Uncertainty has traders “pulling in their horns ahead of the storm,” Phil Flynn, senior market analyst at Price Futures Group Inc. in Chicago, said by telephone. “They are worried about demand destruction.”

The most recent data from the Energy Information Administration showed last week’s rise in U.S. crude stockpiles was the largest since March. Meanwhile, deliveries of foreign crude to the Gulf Coast fell to the lowest in records going back to 1990 as Harvey’s wind and rain shut every major port in the region.

“People are thinking we’ve had the worst of the refinery outages and that’s behind us,” Michael Lynch, president of Strategic Energy & Economic Research Inc. in Winchester, Massachusetts, said by telephone. “The refineries will be starting up and absorbing more crude.”

West Texas Intermediate for October delivery declined $1.61 to settle to $47.48 a barrel on the New York Mercantile Exchange. Total volume traded was about 26 percent above the 100-day average. Prices were up 0.4 percent for the week.

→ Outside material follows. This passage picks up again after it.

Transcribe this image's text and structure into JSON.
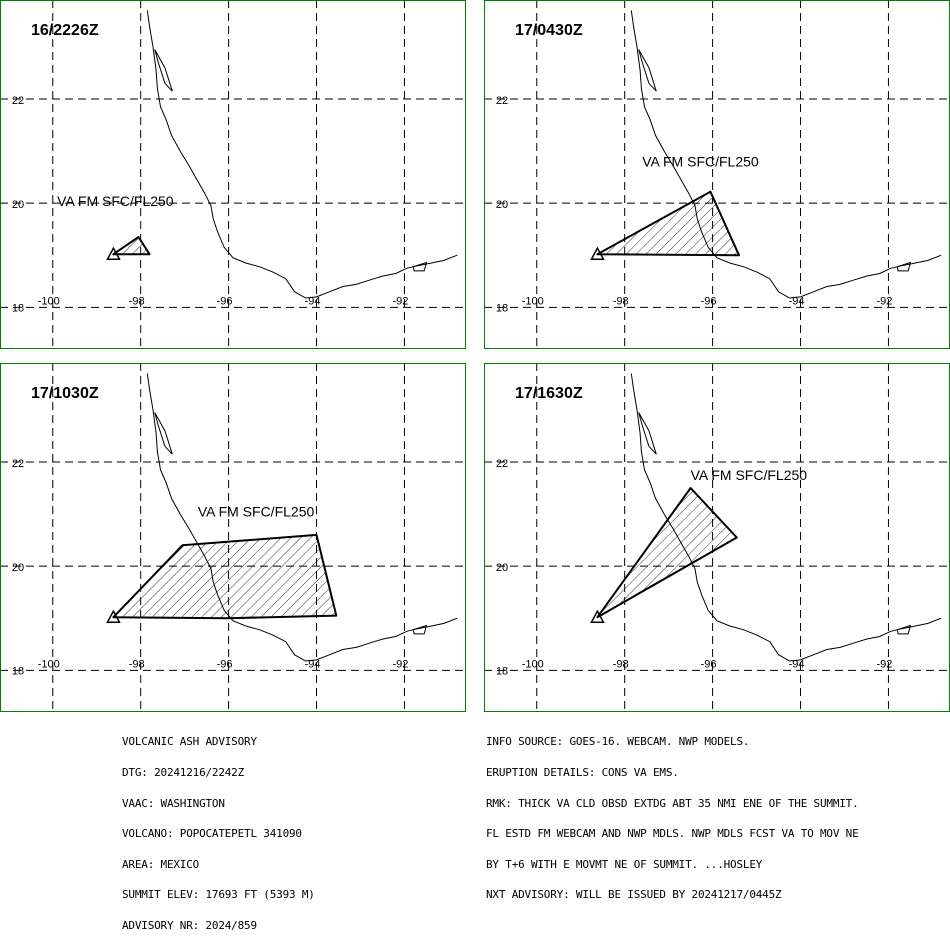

SEE: WTI-Brent Oil Discount Widens as Irma Threatens Demand: Chart

Brent for November settlement fell 71 cents to end the session at $53.78 a barrel on the London-based ICE Futures Europe exchange. The global benchmark traded at a premium of $5.72 to November WTI, the largest since 2015.

The market also “seems to be a little technically heavy,” Flynn said. “When you don’t know how exactly the fundamentals are going to play out, the computers are just going to play the charts.”

Oil-market news:

  • The U.S. oil rig count dropped by 3 to 756 rigs, the lowest level since June, data from Baker Hughes showed Friday.
  • Russia should follow Mexico in using financial instruments to lock in future oil revenue as producers confront growing risks from cyclical price moves, according to Goldman Sachs Group Inc.